Sandeep Singh’s life story found its way onto the silver screen last year with “Soorma”, and he will be entering the world of small screen this year with an adventure reality show. The former India hockey team captain says he is also eager to take up acting stints in the future. Singh will be making his small screen debut with “Roadies Real Heroes”, which will air on MTV from February 10.
“Rannvijay Singha was of the view that I should have starred in ‘Soorma’ and he feels that post ‘Roadies’ there will be a lot of film offers for me. I love experimenting and doing new things in life and if things fall into place, I’m ready to take up acting too. I’m sure it will be a wonderful experience for me,” Singh told IANS in an email interview.

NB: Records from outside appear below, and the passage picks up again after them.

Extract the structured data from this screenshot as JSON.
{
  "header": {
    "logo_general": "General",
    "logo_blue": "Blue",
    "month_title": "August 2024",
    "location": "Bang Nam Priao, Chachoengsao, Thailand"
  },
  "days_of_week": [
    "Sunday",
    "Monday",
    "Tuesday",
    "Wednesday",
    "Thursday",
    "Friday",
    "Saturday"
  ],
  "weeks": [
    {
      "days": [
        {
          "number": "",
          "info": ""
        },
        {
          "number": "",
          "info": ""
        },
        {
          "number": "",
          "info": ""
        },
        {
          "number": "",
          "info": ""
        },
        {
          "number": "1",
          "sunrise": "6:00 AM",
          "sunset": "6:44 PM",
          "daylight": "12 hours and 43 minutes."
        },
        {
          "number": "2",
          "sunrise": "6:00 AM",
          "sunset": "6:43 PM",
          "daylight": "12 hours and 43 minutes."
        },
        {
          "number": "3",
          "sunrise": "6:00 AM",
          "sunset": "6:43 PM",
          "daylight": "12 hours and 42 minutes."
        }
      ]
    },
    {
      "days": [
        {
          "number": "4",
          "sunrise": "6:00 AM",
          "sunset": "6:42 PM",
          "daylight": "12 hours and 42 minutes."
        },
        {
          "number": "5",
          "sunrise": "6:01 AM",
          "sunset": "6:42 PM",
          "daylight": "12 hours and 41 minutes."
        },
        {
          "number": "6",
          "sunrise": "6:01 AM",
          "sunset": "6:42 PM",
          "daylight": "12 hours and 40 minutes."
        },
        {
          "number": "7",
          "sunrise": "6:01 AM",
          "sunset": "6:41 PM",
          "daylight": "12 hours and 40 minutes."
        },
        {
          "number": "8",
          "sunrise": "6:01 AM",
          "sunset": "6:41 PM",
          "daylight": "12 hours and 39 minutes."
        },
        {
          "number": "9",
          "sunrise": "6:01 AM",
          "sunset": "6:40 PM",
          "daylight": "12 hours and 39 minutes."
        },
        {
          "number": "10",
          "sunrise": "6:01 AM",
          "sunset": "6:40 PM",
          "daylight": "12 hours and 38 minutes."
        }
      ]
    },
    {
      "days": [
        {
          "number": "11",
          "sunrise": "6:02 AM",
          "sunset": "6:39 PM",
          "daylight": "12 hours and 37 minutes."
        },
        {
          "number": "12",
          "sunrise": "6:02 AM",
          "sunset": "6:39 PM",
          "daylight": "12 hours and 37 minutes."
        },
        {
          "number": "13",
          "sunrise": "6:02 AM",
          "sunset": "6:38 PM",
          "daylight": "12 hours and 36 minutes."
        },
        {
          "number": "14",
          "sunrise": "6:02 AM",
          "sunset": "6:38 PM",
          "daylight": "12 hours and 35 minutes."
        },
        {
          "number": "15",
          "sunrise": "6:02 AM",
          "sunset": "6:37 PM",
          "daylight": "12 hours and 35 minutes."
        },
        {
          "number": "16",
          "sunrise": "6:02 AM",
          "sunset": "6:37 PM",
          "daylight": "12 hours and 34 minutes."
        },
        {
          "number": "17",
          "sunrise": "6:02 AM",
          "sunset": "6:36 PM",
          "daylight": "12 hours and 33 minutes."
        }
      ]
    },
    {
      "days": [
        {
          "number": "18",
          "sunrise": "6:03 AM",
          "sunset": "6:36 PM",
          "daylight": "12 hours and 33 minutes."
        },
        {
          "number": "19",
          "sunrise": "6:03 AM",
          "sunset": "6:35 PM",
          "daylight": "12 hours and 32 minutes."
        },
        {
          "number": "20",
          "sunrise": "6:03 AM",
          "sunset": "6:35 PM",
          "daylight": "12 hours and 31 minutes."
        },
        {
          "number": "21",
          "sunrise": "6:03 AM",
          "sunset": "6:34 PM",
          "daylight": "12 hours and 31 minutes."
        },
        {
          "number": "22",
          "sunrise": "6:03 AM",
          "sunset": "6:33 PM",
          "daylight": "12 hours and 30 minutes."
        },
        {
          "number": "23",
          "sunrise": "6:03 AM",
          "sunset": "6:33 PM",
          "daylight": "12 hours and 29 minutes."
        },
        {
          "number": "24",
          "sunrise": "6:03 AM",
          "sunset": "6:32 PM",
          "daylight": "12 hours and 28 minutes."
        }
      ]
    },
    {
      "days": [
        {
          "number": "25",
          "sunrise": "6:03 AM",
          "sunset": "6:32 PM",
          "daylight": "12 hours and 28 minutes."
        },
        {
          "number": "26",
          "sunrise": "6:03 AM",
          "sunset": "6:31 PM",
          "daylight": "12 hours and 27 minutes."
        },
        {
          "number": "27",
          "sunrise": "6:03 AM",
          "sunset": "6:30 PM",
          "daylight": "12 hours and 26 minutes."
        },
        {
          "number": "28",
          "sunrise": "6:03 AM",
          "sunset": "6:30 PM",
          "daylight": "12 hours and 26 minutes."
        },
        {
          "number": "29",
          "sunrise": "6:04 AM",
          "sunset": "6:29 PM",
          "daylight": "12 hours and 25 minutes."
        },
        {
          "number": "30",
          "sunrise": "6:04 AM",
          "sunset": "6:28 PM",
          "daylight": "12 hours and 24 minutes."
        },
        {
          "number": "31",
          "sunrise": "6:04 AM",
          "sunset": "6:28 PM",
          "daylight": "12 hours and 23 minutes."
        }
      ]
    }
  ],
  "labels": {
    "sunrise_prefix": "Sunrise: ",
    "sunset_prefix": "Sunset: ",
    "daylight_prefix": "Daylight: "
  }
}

Singh will join the 16th edition of the adventure reality show as a gang leader.
“I am very excited to be a part of ‘Roadies Real Heroes’ as it has been one of my favourite reality shows and I am now ready for an adventurous journey as one of the gang leaders on the show,” he said about being part of the show.
Singh could relate to the concept of the show, which tests contestants’ physical and mental strength.
When the team approached him to do the show, Singh said he didn’t think much about it and immediately said “yes”.
“‘Roadies’ tests your mental and physical ability in the most challenging way and I have gone through this. So I don’t think I could have got a better opportunity to enter the small screen,” added Singh, who hails from Haryana.
So, what about fiction shows on the small screen?
“In today’s world, I believe reality shows are more in demand as compared to fiction shows. A show like ‘Roadies’ is a brand in its own, and I feel the concept this season is the best till now and at the same time the most challenging one too.”
Singh himself has seen a lot of hardship. He was left almost paralysed after he was accidentally shot by a Railway Protection Force jawan inside a train in 2006 while he was on his way to join the national squad due to leave for the World Cup in Germany. The incident left him wheelchair-bound for two years.
His passion for the sport brought him back to feet and on the field. The turning point came when he became the captain of the Indian national team in 2009.
Looking back, Singh, also famous as “Flicker Singh” due to his ability to shoot drag-flicks on the field, said: “Whenever I’m in a dilemma or any bad situation, I just look back and remember those days. That really motivates me.”